Twitter was where I learned about Robodebt, its victims, like Phoebe, and the advocates working to bring it to light, like Asher and the NotMyDebt crew, and the few politicians who cared, Rachel Siewart we miss you! It’s where people came to share their debt notices and people rallied around to support them to attempt to get a resolution, so very often unsuccessfully in those days, but still now, when people are still posting recent debt letters that are in dispute, having to prove their innocence or agree to pay back from money they don’t have – JobSeeker is half the poverty line and Youth allowance is worse, and $20 a week in September will NOT make an impact on people’s lives.
Twitter was where we followed along the actual Royal Commission – it’s where I gained a visceral reaction to the phrase “I didn’t turn my mind to it” so much so, that an article talking about the use of that so obviously coached phrase had me flushed and ready to smack something.
Not the fear of the message in my MyGov Inbox though.
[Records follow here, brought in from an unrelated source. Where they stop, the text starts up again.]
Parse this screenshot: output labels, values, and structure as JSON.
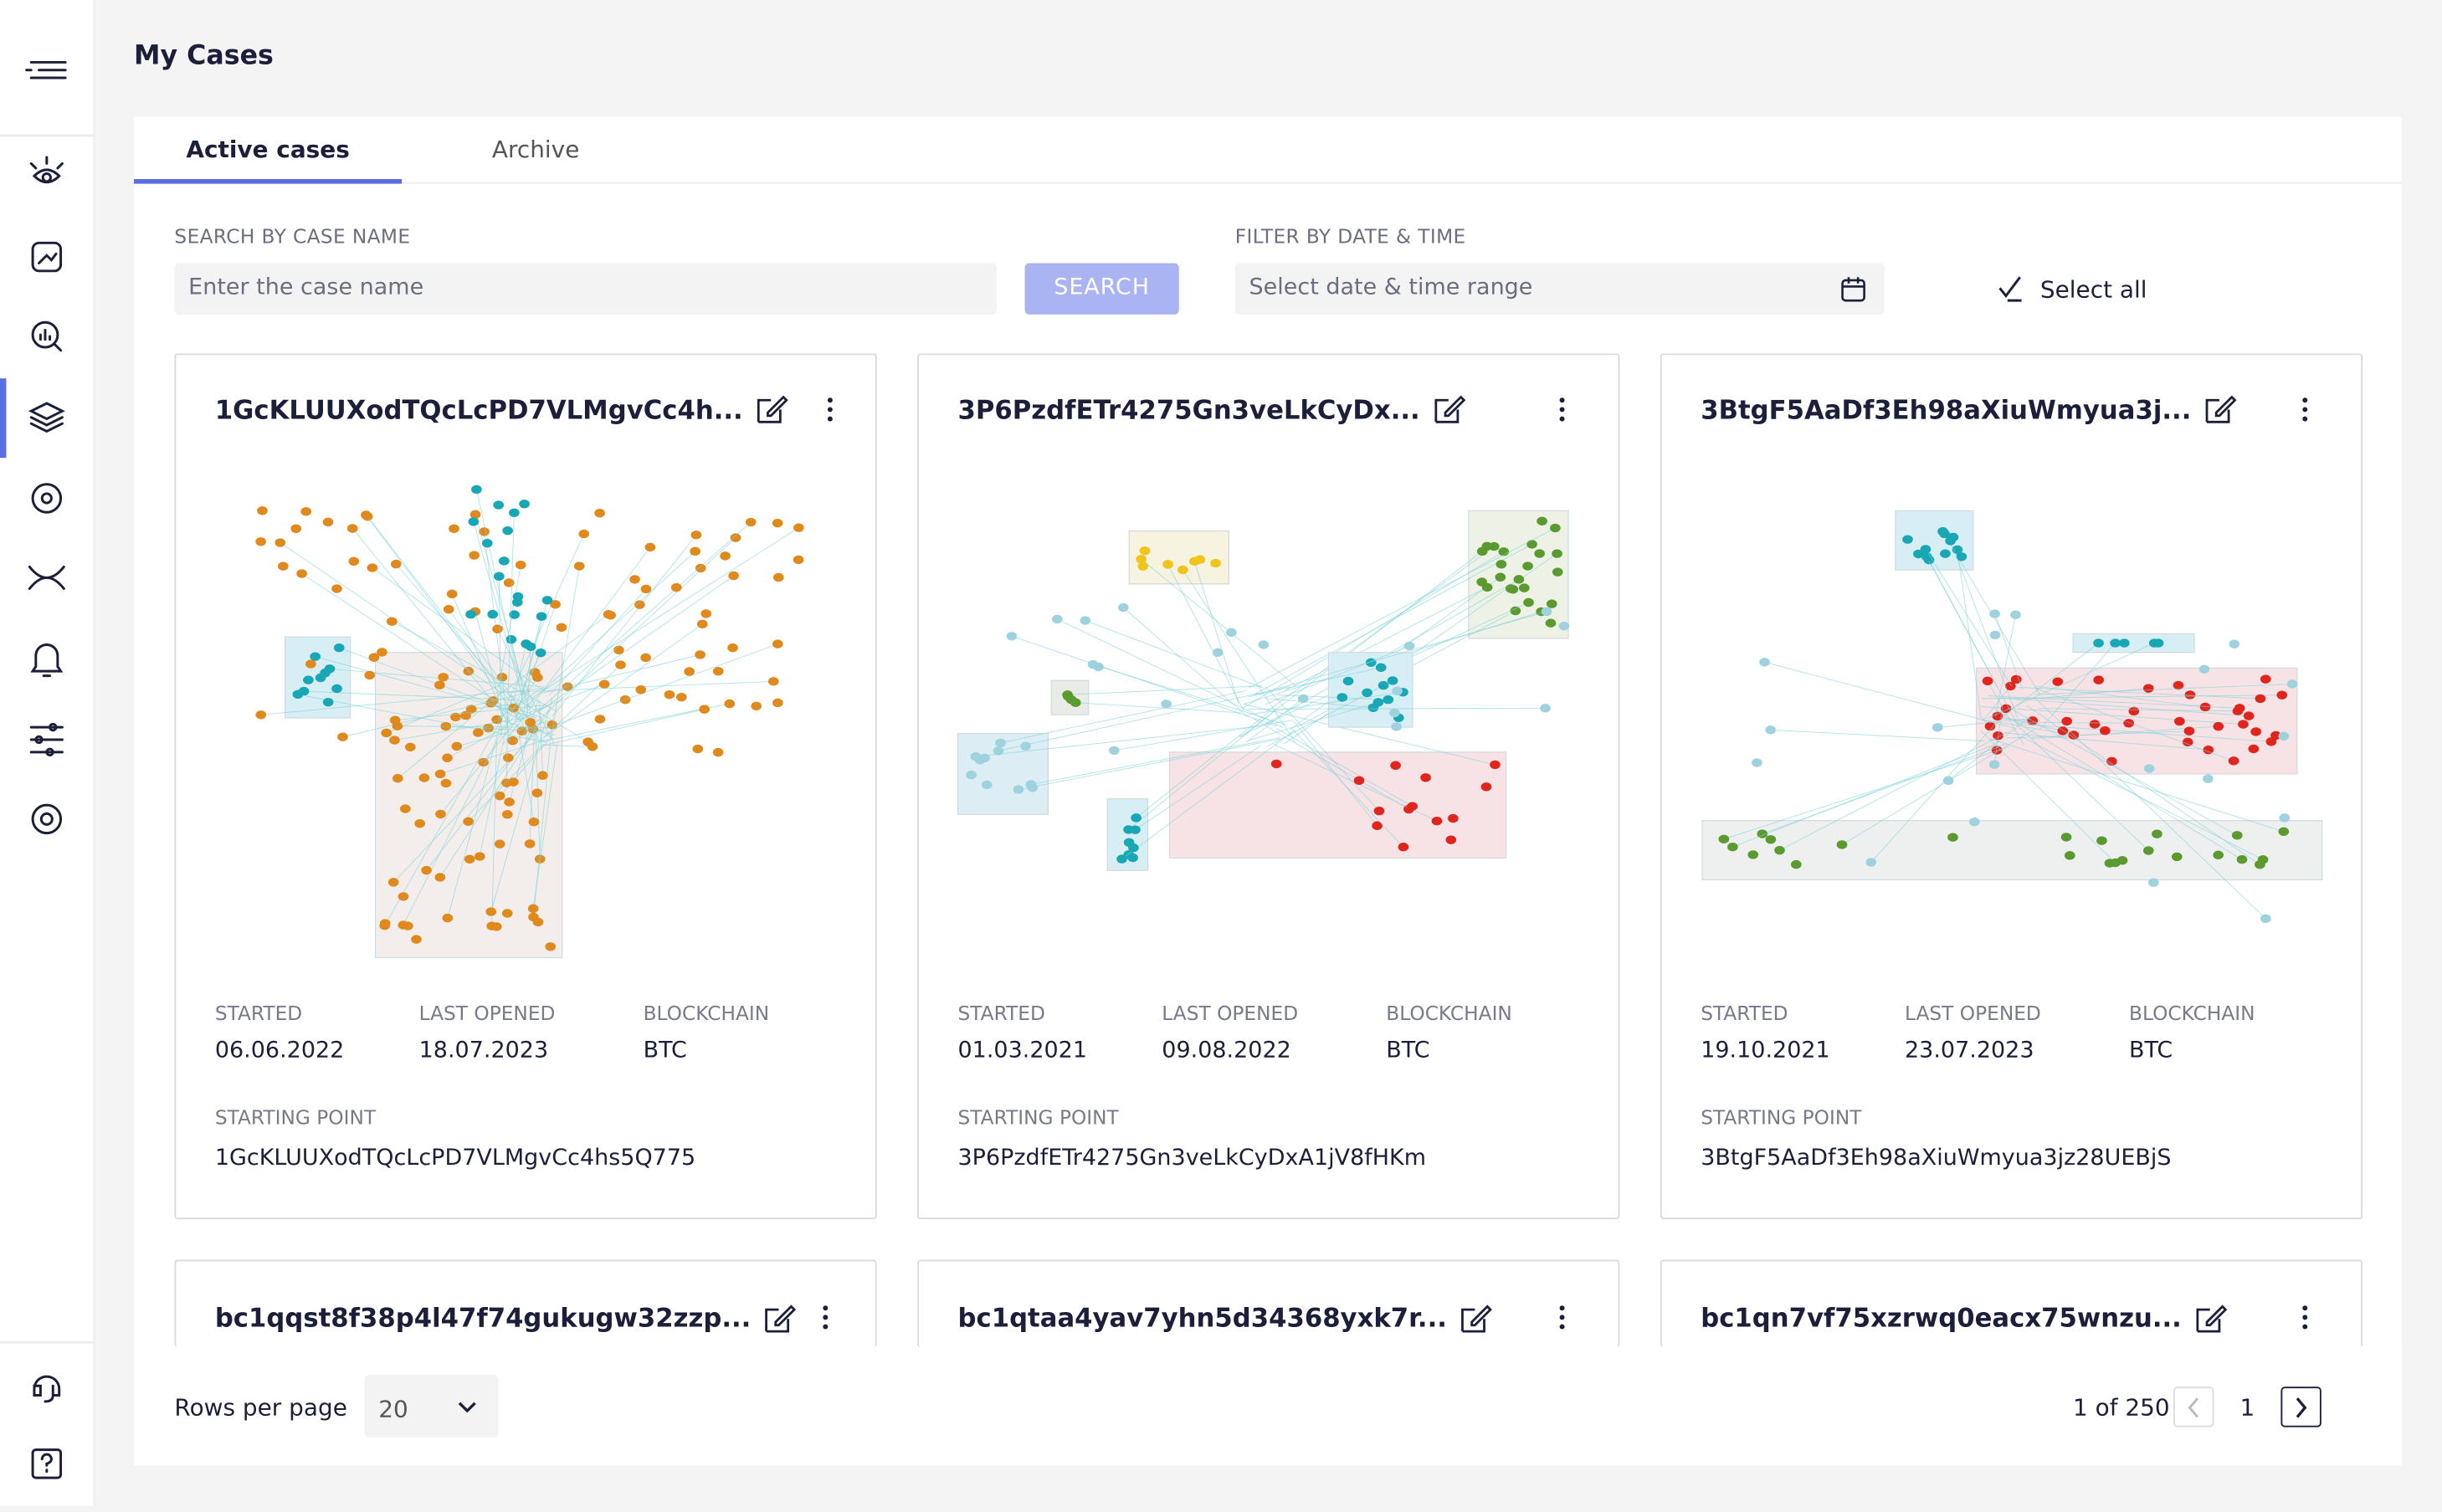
{
  "header": {
    "title": "My Cases"
  },
  "tabs": [
    "Active cases",
    "Archive"
  ],
  "search": {
    "label": "SEARCH BY CASE NAME",
    "placeholder": "Enter the case name",
    "button": "SEARCH"
  },
  "filter": {
    "label": "FILTER BY DATE & TIME",
    "placeholder": "Select date & time range"
  },
  "select_all": "Select all",
  "field_labels": {
    "started": "STARTED",
    "last_opened": "LAST OPENED",
    "blockchain": "BLOCKCHAIN",
    "starting_point": "STARTING POINT"
  },
  "cards": [
    {
      "title": "1GcKLUUXodTQcLcPD7VLMgvCc4h...",
      "started": "06.06.2022",
      "last_opened": "18.07.2023",
      "blockchain": "BTC",
      "starting_point": "1GcKLUUXodTQcLcPD7VLMgvCc4hs5Q775"
    },
    {
      "title": "3P6PzdfETr4275Gn3veLkCyDx...",
      "started": "01.03.2021",
      "last_opened": "09.08.2022",
      "blockchain": "BTC",
      "starting_point": "3P6PzdfETr4275Gn3veLkCyDxA1jV8fHKm"
    },
    {
      "title": "3BtgF5AaDf3Eh98aXiuWmyua3j...",
      "started": "19.10.2021",
      "last_opened": "23.07.2023",
      "blockchain": "BTC",
      "starting_point": "3BtgF5AaDf3Eh98aXiuWmyua3jz28UEBjS"
    }
  ],
  "more_cards": [
    "bc1qqst8f38p4l47f74gukugw32zzp...",
    "bc1qtaa4yav7yhn5d34368yxk7r...",
    "bc1qn7vf75xzrwq0eacx75wnzu..."
  ],
  "pagination": {
    "rows_label": "Rows per page",
    "rows_value": "20",
    "page_info": "1 of 250",
    "page": "1"
  }
}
That one deserves a special place in hell, as do the architects of Robodebt, from Tanya touting the data matching scheme in 2011, to Roberts and Campbell and Morrison, to whoever’s not advocating for the debt collection system to be CHANGED NOW, for welfare recipients to not have their meagre accidental payments garnished until they having more money coming in each week than the poverty line, for errors caused by the Service Australia systems to be forgiven, for the poorest not to be held financially responsible to such a broken system. For the poorest to given a fucking break every now and then.
Critics and Labor Stans were criticising the Greens and welfare advocates for responding to the finding being handed down with calls for welfare above the poverty line (as recommended by the commissioner). Because we’ve seen already this year Labor ignore the recommendations of their own Economic inclusion committee stacked with Laborites and people who live off the poverty machine. They recommended substatial increases to all welfare payments, and we saw how that went.
So, forgive us for being skeptical that much will happen for the reality, day-to-day, for welfare recipients. That we’ll still live in fear that we’ll have a message in our MyGov inbox that will ruin our lives, whether justified or not. That an app will be down and we won’t be able to report our income and won’t get paid, through no fault of our own. That we’ll be too sick to attend a mutual obligation – say work for the dole or a DES appointment, and can’t afford the doctor’s appointment to get an official medical certificate and end up getting breached and not be able to pay the rent.
Robodebt was one (horrific) chapter in Australian Welfare history, and it cost lives and caused a lot of pain, but the Centrelink system as it stands is continuing to cause pain and suffering, drive people to suicide and to attack Services Australia staff, and ruin people’s lives at the click of a button.
The welfare state isn’t fit for purpose. Please make the changes needed Labor, and prove me wrong.